Malone thought that over, decided Sam the Finder was right. “What are you planning to do about it?” he asked.
“Nothing,” Sam the Finder said. “That’s the whole point. When the hearing comes up tomorrow, to decide whether or not Harry Brown got a bad deal when Mike Medinica sold him the All-Northwest Chicago Boxing and Wrestling Club, I’m not going to be present.”
“Legally—” Malone began.
“Legally, Harry Brown can’t ’ prove a thing,” Sam the Finder said. “I’d be out of Chicago right now, except that I’ve got a little business to tend to first.” The big car slid to a stop in front of Joe the Angel’s City Hall Bar. “I’ll be in your office in the morning, and then I’m leaving on a business trip — a long business trip.”
The shabby little man opened the Cadillac door and smiled amiably at Malone. “Don’t worry,” he said. “It’s a simple little matter, easily handled. I just want to leave certain things in the hands of a lawyer when I go on that business trip.”
Sam the Finder might at least have made it “good lawyer,” Malone reflected wistfully. But he managed to smile an equally amiable goodnight as his new client drove away. This was no time to argue with a client, new or otherwise. Besides, Sam the Finder was not a person to argue with at anytime anyway.
Joe the Angel noted the size and splendor of the car that delivered Malone. He, too, smiled amiably and said nothing about the size of the bar bill.
“Sam the Finder,” Malone said, saving Joe the Angel the trouble of a question. “Wants me to handle a little matter for him. I’ll take rye.”
“A big man,” Joe the Angel said with a certain reverence.
Malone nodded gloomily, and sighed deeply over his whiskey. He was worse than bored, he was bored with being bored. The recent quietness of life, with its consequent, concomitant lack of clients and equally concomitant lack of funds, was getting on his nerves. Not so much the lack of funds — he was used to that problem and would inevitably find a way to meet it.
There was, for instance, a poker game tomorrow night at Judge Touralchuk’s duplex apartment that ought to help materially. It was the very quietness itself that bothered him. Malone to be happy, needed a certain amount of action around him.
He thought about Sam the Finder. A strange little man, and Malone remarked as much to Joe the Angel. Joe the Angel went on polishing glasses and said, “My cousin Louie says Sam the Finder learned to talk so good from his father, a college teacher.”
“Your cousin Louie should go soak his head,” Malone said amiably.
It made, he thought, a pleasant story, that Sam the Finder’s father had been a professor of English who discovered, during Prohibition, that bootlegging to his students offered far greater profits than guiding them through the intricacies of Henry James’ subordinate clauses. Actually, Sam the Finder had been born back of the yards, just like John J. Malone.

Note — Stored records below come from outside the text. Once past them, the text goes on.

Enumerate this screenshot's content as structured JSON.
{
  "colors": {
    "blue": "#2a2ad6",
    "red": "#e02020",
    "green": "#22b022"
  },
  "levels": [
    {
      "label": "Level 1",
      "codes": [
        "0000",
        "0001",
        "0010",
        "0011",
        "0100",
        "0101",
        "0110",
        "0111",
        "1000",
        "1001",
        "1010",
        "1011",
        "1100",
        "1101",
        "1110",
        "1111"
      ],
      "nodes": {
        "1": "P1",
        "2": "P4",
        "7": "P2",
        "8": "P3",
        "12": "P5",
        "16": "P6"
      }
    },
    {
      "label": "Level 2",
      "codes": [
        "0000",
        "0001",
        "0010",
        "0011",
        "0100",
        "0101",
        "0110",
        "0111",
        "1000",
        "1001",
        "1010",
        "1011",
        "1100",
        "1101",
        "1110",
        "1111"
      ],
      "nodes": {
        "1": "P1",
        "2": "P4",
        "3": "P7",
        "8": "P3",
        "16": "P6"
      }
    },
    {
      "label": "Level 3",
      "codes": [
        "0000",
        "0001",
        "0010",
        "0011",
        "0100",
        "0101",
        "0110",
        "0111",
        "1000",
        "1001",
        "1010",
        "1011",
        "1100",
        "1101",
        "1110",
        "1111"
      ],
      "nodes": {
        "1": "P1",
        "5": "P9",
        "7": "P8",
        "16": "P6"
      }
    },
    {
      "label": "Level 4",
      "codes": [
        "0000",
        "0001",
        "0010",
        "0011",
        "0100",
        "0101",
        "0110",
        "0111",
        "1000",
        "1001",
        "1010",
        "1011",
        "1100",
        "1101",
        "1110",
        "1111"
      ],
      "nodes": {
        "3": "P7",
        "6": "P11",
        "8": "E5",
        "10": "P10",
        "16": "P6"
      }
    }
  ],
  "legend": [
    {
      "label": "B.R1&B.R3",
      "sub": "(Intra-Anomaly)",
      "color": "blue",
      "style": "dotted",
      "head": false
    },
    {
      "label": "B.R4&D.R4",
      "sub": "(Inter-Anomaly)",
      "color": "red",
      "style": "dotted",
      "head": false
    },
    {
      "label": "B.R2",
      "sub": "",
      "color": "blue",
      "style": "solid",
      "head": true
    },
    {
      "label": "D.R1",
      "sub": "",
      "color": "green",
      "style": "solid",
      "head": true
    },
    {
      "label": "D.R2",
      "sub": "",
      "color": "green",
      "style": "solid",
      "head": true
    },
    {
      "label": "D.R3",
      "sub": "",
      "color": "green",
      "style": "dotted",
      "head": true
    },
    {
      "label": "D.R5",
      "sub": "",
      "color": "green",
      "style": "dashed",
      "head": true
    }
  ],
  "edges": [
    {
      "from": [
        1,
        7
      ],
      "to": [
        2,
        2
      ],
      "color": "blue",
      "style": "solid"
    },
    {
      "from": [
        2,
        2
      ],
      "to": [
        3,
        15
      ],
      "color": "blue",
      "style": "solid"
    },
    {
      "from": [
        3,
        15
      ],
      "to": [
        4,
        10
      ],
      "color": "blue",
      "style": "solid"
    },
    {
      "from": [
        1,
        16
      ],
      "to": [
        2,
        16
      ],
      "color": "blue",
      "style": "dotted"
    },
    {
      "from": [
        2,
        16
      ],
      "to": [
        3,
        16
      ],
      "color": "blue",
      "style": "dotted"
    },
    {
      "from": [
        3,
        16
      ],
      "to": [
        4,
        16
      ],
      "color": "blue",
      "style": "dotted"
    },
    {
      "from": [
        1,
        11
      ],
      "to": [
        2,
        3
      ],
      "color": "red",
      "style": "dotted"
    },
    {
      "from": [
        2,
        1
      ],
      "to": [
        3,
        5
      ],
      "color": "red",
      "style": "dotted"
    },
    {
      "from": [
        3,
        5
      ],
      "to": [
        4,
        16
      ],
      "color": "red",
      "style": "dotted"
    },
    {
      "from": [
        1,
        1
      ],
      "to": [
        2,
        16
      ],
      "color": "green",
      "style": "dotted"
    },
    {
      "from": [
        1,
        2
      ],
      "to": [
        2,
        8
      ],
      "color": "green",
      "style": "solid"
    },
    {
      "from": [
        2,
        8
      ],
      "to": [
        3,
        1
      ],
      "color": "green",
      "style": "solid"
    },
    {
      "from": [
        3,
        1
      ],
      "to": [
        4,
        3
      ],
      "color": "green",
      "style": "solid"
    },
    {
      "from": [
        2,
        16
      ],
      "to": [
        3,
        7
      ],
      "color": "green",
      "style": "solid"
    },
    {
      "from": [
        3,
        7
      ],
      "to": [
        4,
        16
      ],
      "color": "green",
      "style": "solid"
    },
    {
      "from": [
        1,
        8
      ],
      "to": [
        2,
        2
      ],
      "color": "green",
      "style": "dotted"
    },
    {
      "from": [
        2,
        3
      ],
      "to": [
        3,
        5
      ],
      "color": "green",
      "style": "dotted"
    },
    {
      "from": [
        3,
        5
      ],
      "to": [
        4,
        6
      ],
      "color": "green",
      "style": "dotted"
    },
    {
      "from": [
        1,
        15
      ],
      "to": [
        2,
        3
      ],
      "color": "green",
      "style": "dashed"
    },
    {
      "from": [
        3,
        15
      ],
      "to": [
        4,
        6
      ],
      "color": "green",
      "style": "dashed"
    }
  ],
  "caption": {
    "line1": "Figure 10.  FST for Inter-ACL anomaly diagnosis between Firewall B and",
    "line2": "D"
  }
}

He hated to disillusion Joe the Angel, but truth was truth — outside of a courtroom. He said, “Sam got hold of a correspondence course in better English on a bad debt, and didn’t want to waste it. So he studied it himself, including the phonograph records.”
Not, he reflected again happily, that the little man was a miser. Sam the Finder had a large, luxurious suburban home, as well as a huge country place in Wisconsin. His lovely young red-haired wife wore diamonds as good, and at least as large, as any lady in town. It was a known fact that there was not merely the one, but several Cadillacs. Sam dressed the way he did because he always had, and because his apparel had come to carry, at least in the wearer’s eye, a certain mark of distinction on a level trademarked by Brooks Brothers suits and Countess Mara ties.
Malone was still meditating on Sam the Finder’s personal life, habits and fortune, with a certain emphasis on the amount of the retainer he would probably get in the morning, when the telephone rang. The call was for Malone. The caller von Flanagan — a decidedly anquished Captain von Flanagan.